Another thing ratings agencies and banks will be nervous about is falling interest coverage ratios (ICR) for Reits, arising from a mix of declining rents and rising interest expense as debt is refinanced. ICR is measured as earnings before interest, tax, depreciation and amortisation divided by interest expense. A decline in ICR could also potentially trigger a breach in covenants set by lenders and raise alarm bells of rating agencies.

Three options

Logically, Reits can try to fix these maladies in one or more of at least three ways: sell some of their properties and use the proceeds to reduce debt and hence interest expense; raise equity (and achieve a similar effect, although with the risk of earnings dilution and pressure on the unit price of the Reit); and reduce their distribution payout to unitholders or ask unitholders to accept their distribution in the form of new units instead of cash to conserve cash and trim borrowings.

From unitholders’ point of view, the most appealing solution would be for Reits to sell some of their assets and repay some loans. So far, market watchers note that no Singapore Reit has sold property assets. It may be time for S-Reit managers to consider broadening their capital management policy to include both buying and selling of assets, instead of the traditional buy, hold and rent model.

The counter point from Reit managers would be that the property investment sales market is quiet. And that buyers are scarce and typically will have difficulty raising debt to fund any property purchase in the current environment, and that potential buyers are eyeing deals only at firesale prices so the Reit would not get a good price for its assets.

Also, because of the way Reit managers are incentivised – their management fees are based on a percentage of the value of the Reit’s deposited property – they would not be inclined to sell assets as that would also reduce their fees.

For industrial Reits, yet another obstacle in divesting assets is a prohibition by JTC Corp against selling industrial properties within three years of their purchase where JTC is the sites’ master lessor. The idea is to deter speculators from flipping industrial properties. However, JTC is known to make exceptions, for instance, if the lessee is in financial distress, according to property consultants.

Equity raising could also lower Reits’ borrowings but the possible flip-side could be earnings dilution and downward pressure on unit price. The impact would depend on investors’ perception of the recapitalisation exercise. If the equity raised is sufficient to repay maturing debt, and with no further debt refinancing coming up in the next one to two years, the market may view the equity raising positively and not punish the Reit’s unit price.

However, if the equity raising fulfils only a fraction of the Reit’s debt refinancing needs for the next 12 months and the market perception is that the Reit manager may attempt another such exercise in the near future, the unit price may receive a drubbing.

Some Reits will also try to reduce their payout to unitholders, reasoning that they need to conserve cash to service debt or even try to trim debt. That may be marginal strategy as distributions may be small relative to the Reit’s debt size.

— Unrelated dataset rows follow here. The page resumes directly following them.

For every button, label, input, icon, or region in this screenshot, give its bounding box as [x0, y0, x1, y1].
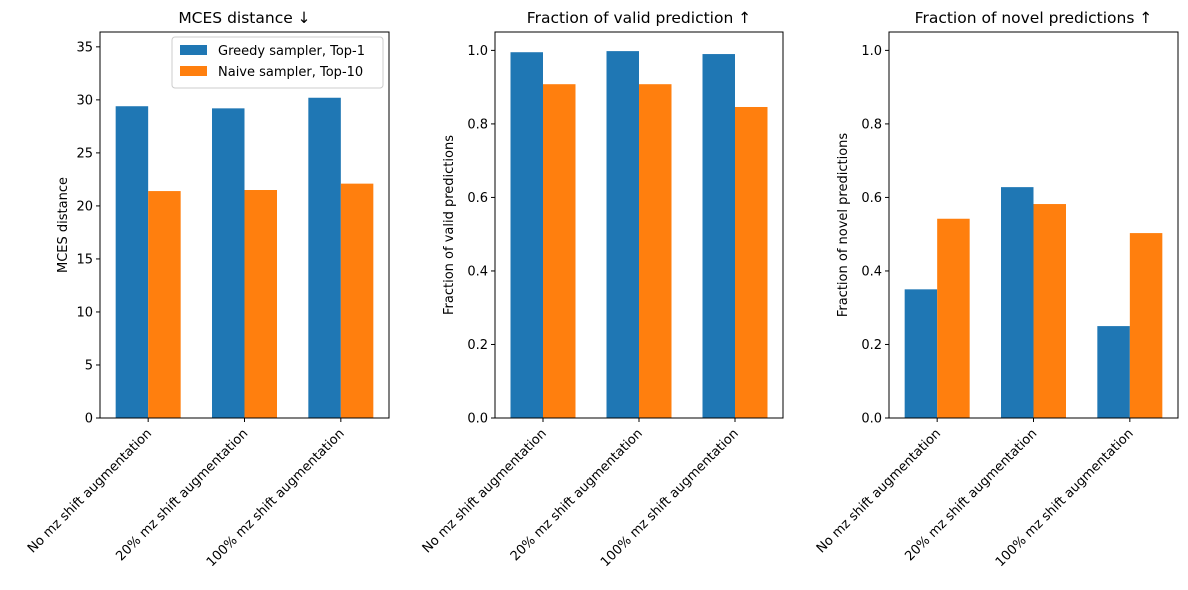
- y-tick-label: 0: [85, 412, 93, 427]
- y-tick-label: 15: [76, 252, 93, 267]
- bar-naive-1: [148, 191, 181, 418]
- bar-naive-3: [340, 183, 374, 418]
- y-tick-label: 0.6: [861, 191, 882, 206]
- y-tick-label: 35: [76, 40, 93, 55]
- legend-label-greedy: Greedy sampler, Top-1: [218, 44, 365, 59]
- bar-greedy-2: [212, 108, 245, 418]
- bar-greedy-1: [904, 289, 938, 418]
- bar-greedy-1: [510, 52, 543, 418]
- y-tick-label: 0.4: [861, 264, 882, 279]
- y-tick-label: 0.8: [861, 117, 882, 132]
- bar-greedy-2: [1001, 187, 1034, 418]
- bar-naive-2: [1033, 204, 1066, 418]
- bar-naive-3: [735, 106, 768, 418]
- chart-panel-3: 0.00.20.40.60.81.0No mz shift augmentati…: [814, 9, 1179, 570]
- y-tick-label: 5: [85, 358, 93, 373]
- bar-greedy-3: [1097, 326, 1130, 418]
- bar-naive-2: [244, 190, 277, 418]
- y-tick-label: 0.2: [861, 338, 882, 353]
- bar-naive-1: [937, 218, 970, 418]
- bar-naive-1: [543, 84, 576, 418]
- y-axis-label: MCES distance: [56, 177, 71, 273]
- chart-title: MCES distance ↓: [178, 9, 310, 27]
- bar-naive-3: [1129, 233, 1163, 418]
- y-tick-label: 20: [76, 199, 93, 214]
- bar-greedy-3: [308, 97, 341, 418]
- bar-greedy-3: [702, 54, 735, 419]
- bar-naive-2: [639, 84, 672, 418]
- y-tick-label: 0.4: [467, 264, 488, 279]
- bar-greedy-1: [115, 106, 149, 418]
- chart-title: Fraction of novel predictions ↑: [915, 9, 1153, 27]
- y-tick-label: 0.0: [467, 412, 488, 427]
- legend-swatch-greedy: [180, 45, 207, 55]
- legend: Greedy sampler, Top-1 Naive sampler, Top-…: [171, 36, 384, 89]
- y-tick-label: 1.0: [861, 44, 882, 59]
- y-tick-label: 0.8: [467, 117, 488, 132]
- y-tick-label: 0.0: [861, 412, 882, 427]
- y-tick-label: 0.2: [467, 338, 488, 353]
- chart-panel-2: 0.00.20.40.60.81.0No mz shift augmentati…: [420, 9, 784, 570]
- legend-box: [171, 36, 384, 89]
- y-tick-label: 25: [76, 146, 93, 161]
- y-axis-label: Fraction of novel predictions: [836, 133, 851, 318]
- legend-swatch-naive: [180, 66, 207, 76]
- legend-label-naive: Naive sampler, Top-10: [218, 65, 363, 80]
- bar-greedy-2: [606, 51, 639, 419]
- y-tick-label: 30: [76, 93, 93, 108]
- chart-title: Fraction of valid prediction ↑: [527, 9, 751, 27]
- y-axis-label: Fraction of valid predictions: [442, 135, 457, 315]
- y-tick-label: 10: [76, 305, 93, 320]
- y-tick-label: 1.0: [467, 44, 488, 59]
- y-tick-label: 0.6: [467, 191, 488, 206]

Also, under current Property Fund Guidelines, Reits would not enjoy tax transparency (that is, exemption from having to pay corporate tax on their income) if they pay unitholders less than 90 per cent of distributable income.

Payouts

Institutional investors in Reits may also not be happy if Reits reduce their payouts as that would negate a key attraction of Reits – the certainty of a regulated minimum distribution.

Another way for Reits to conserve cash could be to request unitholders to take their distributions in the form of new units instead of cash. But that could also potentially lead to some earnings dilution.

There seem to be no easy fixes for Reits in the current environment. Of course, there’s always the option for smaller Reits that are struggling to refinance debt or being choked by high gearing to consider being taken over by a bigger Reit which has easier access to capital. That may also be a good exit route for minority investors stuck in the smaller Reits.